On 7 May 1944, we left Alhama de Aragon by Embassy automobiles and arrived at the American Embassy in Madrid. Later that same day we departed Madrid by train, escorted by the American Military Attache, and arrived in Gibraltar the next morning.
We were issued military clothing in Gibraltar and during the early evening of 10 May 1944 we boarded a C-47 cargo plane, piloted by two British Intelligence personnel. After an all-night flight over the Atlantic, off the west coast of Europe, we arrived safely at Bristol Airport, England, very early on the morning of 11 May 1944. It was the end of a six-month journey to freedom.
The C-47 flew a roundabout, dog-leg route to avoid the Germans. Just as we turned north for England, the left engine, only one of two, began to sputter. The pilot called back, "We're having trouble with an engine, but it's still going and as long as it keeps going I can hold it. If not, we'll have to ditch and you all know the difficulties of ditching at night."

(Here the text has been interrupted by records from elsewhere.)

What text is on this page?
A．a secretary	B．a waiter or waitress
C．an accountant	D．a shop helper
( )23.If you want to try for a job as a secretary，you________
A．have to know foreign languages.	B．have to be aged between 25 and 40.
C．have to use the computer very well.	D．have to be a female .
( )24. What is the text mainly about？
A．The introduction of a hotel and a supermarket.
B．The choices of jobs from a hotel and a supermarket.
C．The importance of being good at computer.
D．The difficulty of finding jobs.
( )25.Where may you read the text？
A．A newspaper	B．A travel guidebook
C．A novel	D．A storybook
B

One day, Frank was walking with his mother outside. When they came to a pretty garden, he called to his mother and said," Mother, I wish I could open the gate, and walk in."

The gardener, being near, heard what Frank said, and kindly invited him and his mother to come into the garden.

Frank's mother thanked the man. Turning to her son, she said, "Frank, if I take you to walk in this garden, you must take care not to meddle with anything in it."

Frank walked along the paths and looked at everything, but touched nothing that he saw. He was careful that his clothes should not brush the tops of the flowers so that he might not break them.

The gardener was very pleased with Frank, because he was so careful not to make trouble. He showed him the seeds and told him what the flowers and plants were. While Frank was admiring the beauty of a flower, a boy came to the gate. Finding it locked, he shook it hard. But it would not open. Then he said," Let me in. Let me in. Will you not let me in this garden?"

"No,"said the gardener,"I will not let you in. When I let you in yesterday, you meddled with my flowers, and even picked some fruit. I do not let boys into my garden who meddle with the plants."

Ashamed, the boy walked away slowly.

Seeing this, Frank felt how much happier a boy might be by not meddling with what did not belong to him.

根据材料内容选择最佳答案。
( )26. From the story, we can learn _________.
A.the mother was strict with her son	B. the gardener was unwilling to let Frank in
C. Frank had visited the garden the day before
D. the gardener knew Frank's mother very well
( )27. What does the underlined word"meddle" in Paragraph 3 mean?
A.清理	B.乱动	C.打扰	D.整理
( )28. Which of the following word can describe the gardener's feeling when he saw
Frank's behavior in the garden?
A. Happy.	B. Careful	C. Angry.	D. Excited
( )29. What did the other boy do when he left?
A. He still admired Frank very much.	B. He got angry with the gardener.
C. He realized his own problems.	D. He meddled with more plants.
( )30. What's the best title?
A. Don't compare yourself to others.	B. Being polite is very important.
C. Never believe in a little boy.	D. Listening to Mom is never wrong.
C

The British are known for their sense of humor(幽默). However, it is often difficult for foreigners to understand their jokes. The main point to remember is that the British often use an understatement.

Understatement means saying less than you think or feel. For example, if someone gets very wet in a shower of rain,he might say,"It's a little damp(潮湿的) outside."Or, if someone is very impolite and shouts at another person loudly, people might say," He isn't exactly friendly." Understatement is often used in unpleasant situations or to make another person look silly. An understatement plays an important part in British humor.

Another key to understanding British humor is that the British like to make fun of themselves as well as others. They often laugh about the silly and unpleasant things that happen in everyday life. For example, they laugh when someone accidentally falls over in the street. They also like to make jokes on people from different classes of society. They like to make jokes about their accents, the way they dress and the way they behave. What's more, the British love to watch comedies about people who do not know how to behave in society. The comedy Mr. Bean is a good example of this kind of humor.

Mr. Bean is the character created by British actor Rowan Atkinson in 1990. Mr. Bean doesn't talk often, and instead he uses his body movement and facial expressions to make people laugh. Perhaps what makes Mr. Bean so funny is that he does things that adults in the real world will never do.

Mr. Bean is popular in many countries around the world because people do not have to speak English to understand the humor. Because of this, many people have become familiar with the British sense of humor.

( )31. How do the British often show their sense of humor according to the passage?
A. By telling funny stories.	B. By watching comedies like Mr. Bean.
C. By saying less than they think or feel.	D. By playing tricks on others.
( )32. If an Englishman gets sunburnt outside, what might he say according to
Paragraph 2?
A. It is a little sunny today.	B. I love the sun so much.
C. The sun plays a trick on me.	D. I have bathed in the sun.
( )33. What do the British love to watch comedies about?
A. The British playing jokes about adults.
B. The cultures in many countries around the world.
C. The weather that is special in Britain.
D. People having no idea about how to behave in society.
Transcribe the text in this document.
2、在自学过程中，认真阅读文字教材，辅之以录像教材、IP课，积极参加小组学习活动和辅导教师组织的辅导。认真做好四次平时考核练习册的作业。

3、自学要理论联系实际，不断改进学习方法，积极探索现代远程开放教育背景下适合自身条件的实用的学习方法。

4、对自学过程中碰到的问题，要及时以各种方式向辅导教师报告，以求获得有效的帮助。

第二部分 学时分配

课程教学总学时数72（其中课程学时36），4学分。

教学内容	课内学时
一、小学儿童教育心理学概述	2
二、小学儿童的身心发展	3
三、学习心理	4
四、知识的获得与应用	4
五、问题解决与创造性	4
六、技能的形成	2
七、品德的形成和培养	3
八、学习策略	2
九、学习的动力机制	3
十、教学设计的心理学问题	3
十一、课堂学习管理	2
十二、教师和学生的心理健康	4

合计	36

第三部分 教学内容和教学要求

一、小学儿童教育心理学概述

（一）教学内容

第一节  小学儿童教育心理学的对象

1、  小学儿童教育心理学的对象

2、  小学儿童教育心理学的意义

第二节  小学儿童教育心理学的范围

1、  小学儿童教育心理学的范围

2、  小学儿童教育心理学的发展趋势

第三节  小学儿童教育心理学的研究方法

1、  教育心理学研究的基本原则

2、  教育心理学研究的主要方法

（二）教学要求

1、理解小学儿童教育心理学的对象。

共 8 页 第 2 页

Everyone else inflated their "Mae West" life jackets, but mine wouldn't work. I was in trouble if we ditched and I recall thinking, "Why does everything happen to me?" That engine spluttered all night and I prayed.... I was praying Hail Marys continuously and thinking, "What a way to die.... "
Fortunately, the sputtering engine held out, but instead of going to London we landed at Bristol, in southwest England, and continued onto London by train. I was allowed to return to Wendling. However, according to the Geneva Convention, I was technically considered a spy after coming out of occupied territory and, like other American evadees, I was removed from further combat duties and awarded the Air Medal.
The other eight members of our crew who went down during that second combat mission of ours on 13 November 1943 were in various POW camps in Germany and Austria until the end of the war: S. Marx, pilot; J. Chenet, copilot; E. Roberts, bombardier; H. Posey, top turret gunner/flight engineer; M. Sanna and S/Sgt. Fletcher, waist gunners; Wright, ball turret gunner; and J. Stewart, tail gunner.